Robert W. Gordon did indeed record something that looks like "Kumbaya," in Georgia in 1926. It was the sixth verse of a longer spiritual, but he was convinced enough it was related to other recordings he made of songs called "Come by Here" that he cross-referenced it to those songs. Unfortunately, these other "Come By Here" cylinders were damaged, and so are unplayable. However, they were all recorded in Georgia and South Carolina, so a Gullah provenance for at least some versions of the song is quite plausible.
The 1926 recording must be the one Pete Seeger was remembering. It has been transcribed by AFC reference librarian Todd Harvey, and is available to researchers in the AFC reading room.
Cards for the other early playable recordings in the archive can be found using the link I gave above. They date from 1936 on.

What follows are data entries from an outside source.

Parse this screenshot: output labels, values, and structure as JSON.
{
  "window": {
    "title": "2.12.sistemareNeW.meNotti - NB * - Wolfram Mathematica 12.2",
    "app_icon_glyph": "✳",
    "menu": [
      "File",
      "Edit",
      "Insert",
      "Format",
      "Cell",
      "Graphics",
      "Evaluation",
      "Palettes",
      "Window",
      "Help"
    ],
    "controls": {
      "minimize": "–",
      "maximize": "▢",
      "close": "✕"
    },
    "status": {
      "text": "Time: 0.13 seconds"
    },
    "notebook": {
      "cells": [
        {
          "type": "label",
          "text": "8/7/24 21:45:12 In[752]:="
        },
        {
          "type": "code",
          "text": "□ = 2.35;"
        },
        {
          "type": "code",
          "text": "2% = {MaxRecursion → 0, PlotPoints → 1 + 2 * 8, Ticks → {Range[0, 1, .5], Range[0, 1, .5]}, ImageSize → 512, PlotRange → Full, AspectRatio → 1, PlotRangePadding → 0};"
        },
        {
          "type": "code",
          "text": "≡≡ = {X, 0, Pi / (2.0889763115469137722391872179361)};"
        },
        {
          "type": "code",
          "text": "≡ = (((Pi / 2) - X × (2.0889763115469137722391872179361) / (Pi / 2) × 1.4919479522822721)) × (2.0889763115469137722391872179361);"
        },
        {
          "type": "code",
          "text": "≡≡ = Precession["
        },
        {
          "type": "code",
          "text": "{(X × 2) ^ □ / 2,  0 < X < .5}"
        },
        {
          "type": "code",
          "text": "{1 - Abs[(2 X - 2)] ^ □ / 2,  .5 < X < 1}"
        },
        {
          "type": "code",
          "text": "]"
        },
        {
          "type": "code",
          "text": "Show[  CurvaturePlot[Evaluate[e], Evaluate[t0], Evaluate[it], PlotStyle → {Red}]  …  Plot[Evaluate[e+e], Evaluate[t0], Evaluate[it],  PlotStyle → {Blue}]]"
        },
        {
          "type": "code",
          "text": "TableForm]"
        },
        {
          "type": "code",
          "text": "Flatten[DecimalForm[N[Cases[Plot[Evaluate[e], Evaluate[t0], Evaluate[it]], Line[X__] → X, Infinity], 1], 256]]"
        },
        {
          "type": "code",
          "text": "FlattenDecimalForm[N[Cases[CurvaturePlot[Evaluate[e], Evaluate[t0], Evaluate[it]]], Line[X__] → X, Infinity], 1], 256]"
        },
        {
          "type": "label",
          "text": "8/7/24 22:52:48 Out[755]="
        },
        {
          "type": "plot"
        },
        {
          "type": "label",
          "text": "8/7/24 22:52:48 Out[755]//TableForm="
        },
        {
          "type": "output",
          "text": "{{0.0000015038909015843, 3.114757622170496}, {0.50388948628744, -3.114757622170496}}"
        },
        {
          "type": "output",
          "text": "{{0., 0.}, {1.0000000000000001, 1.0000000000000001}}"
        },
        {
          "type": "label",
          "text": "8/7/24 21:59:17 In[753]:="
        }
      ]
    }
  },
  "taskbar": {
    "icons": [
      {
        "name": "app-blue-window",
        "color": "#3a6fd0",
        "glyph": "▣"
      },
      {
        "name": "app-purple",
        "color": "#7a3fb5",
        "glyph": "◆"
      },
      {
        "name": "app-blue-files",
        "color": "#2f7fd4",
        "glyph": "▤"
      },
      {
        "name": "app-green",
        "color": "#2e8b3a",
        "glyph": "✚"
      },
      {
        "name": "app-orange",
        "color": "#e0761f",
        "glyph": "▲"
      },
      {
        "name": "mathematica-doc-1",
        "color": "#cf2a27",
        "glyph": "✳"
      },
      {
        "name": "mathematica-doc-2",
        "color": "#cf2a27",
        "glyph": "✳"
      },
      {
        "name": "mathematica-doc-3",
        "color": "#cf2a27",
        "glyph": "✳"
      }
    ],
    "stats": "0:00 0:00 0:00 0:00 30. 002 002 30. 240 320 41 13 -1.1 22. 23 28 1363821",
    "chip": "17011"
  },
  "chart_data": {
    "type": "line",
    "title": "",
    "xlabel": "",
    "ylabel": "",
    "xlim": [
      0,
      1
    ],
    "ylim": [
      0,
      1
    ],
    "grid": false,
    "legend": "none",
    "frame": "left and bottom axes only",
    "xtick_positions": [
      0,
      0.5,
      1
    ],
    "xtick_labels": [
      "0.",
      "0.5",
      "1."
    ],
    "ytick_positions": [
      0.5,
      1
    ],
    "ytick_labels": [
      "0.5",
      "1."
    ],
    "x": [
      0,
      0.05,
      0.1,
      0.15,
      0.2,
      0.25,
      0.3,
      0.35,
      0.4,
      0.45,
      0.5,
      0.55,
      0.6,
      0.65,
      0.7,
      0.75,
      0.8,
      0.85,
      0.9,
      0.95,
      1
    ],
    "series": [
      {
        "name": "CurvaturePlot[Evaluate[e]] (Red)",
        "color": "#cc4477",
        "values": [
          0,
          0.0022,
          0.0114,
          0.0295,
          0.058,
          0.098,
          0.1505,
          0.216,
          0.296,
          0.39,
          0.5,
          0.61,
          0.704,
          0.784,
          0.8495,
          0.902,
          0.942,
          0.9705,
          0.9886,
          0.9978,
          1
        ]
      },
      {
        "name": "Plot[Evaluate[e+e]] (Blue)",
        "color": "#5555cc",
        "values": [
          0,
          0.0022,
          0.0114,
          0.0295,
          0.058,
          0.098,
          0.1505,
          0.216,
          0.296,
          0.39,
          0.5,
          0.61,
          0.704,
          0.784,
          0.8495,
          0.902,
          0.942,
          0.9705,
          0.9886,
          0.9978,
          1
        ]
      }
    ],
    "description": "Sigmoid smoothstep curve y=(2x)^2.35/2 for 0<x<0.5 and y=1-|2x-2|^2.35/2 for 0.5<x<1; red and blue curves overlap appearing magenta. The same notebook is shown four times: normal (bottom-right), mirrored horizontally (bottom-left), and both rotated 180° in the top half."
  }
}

In 1931, the Society for the Preservation of Spirituals published the book The Carolina Low-Country, which contains a version called "Come by Yuh." The exact date and location are not mentioned, but given the activities of the group's members, it must have been noted between 1922 and 1931.
As an aside, the Lum Chee-Hoo article in Kodaly Envoy, referenced in Richie's post above, gets it mostly right. The newspaper accounts of Lum's work conflated Gordon's 1926 recording with Lomax's disc recording a decade later. In any case, both existed before Frey wrote or published his song "Come By Here."